The Soldier piped up, “Nobody gets close to this candidate without being thoroughly vetted, including you.”
And with that, we parted, with handshakes all around. I had my budget, I had access to the candidate and I had an assistant to hire.
That evening I asked Lydia to come to my office. She was radiant in a black-and-green Markus 2028 tee shirt and a pair of faded blue jeans.
“Lydia,” I began, “I wanted to catch up with you and let you know a little more about myself.”
“I know who you are,” she said.
“Fair enough,” I replied, “and I know who you are.”
“No, I mean I know what you’ve done, what you’ve done in your career, that is.”
“I confess you’re ahead of me then. I know so little about you,” although I knew enough. Lydia’s principle benefit to the campaign was her work ethic. She worked with unflagging energy, going strong well into the night.

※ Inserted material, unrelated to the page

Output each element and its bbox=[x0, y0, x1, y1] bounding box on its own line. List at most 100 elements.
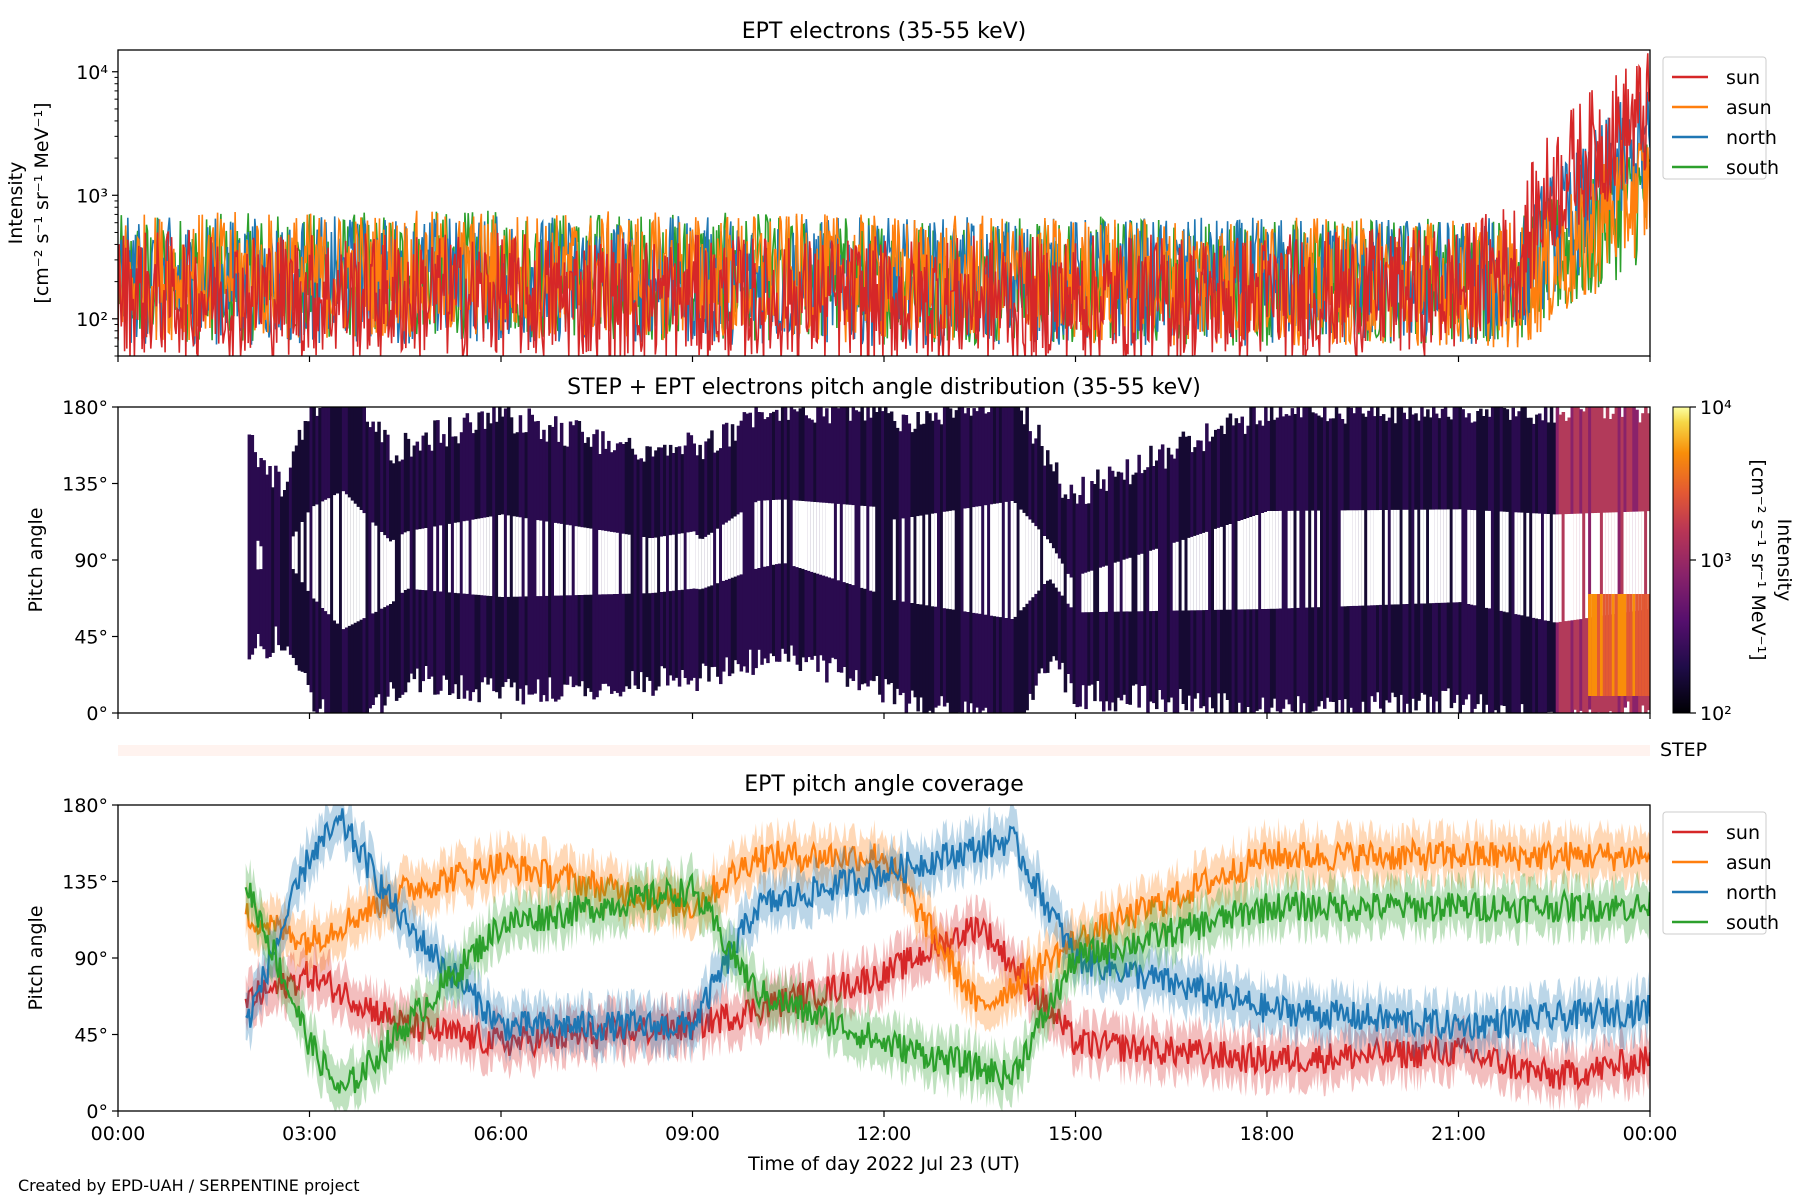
panel3-x-ticks: 00:00 03:00 06:00 09:00 12:00 15:00 18:00 21:00… bbox=[91, 1111, 1677, 1145]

“I asked you in here,” I told her, “to apologize for the other day. I’m certain you know now that I am not only good at what I do. I’m also, it seems, a sexist and a terrible egomaniac.”
“That you are,” she replied, “a sexist and an egomaniac for sure. But evidently you do know what you’re doing. People like the new materials and our web activity is stronger than any of the major party candidates’. The donations are amazing. So yeah, you’re good at what you do. You know more than I do. I just wish you would include me going forward.”
“I most assuredly will, Lydia. You have my word.”
“How much is your word worth?” she inquired.
“I guess it’s worth precisely as much as you determine. But it’s something I can give.”
“Then I’ll take it.”
“I’m happy to hear that.”
“Don’t be too happy about it,” she jabbed. “Your word is all I can get, isn’t it? I’d prefer something I trust.”
“Would you trust me if I asked you to join me as the campaign’s Communications Specialist? That’s something else I can give. I can also give you a salary of ten thousand a month. Perhaps you would trust that.”
“I might. What authority would I have?” she asked.
“You would answer only to me in matters of online content, format and timing, you would help oversee an expense budget and you would advise me in all matters related to our online campaign.”
“And you would share your knowledge and include me in your process?”
“That I will do happily,” I avowed.
“Then I would be a fool not to accept your offer. I’m proud to be working with you.”
She shook hands firmly, her eyes beautifully defiant.
Lydia worked through the night and was still in the office the next morning. If she was to be the lesser of the two of us, it would not be through lack of effort. What a fighter indeed.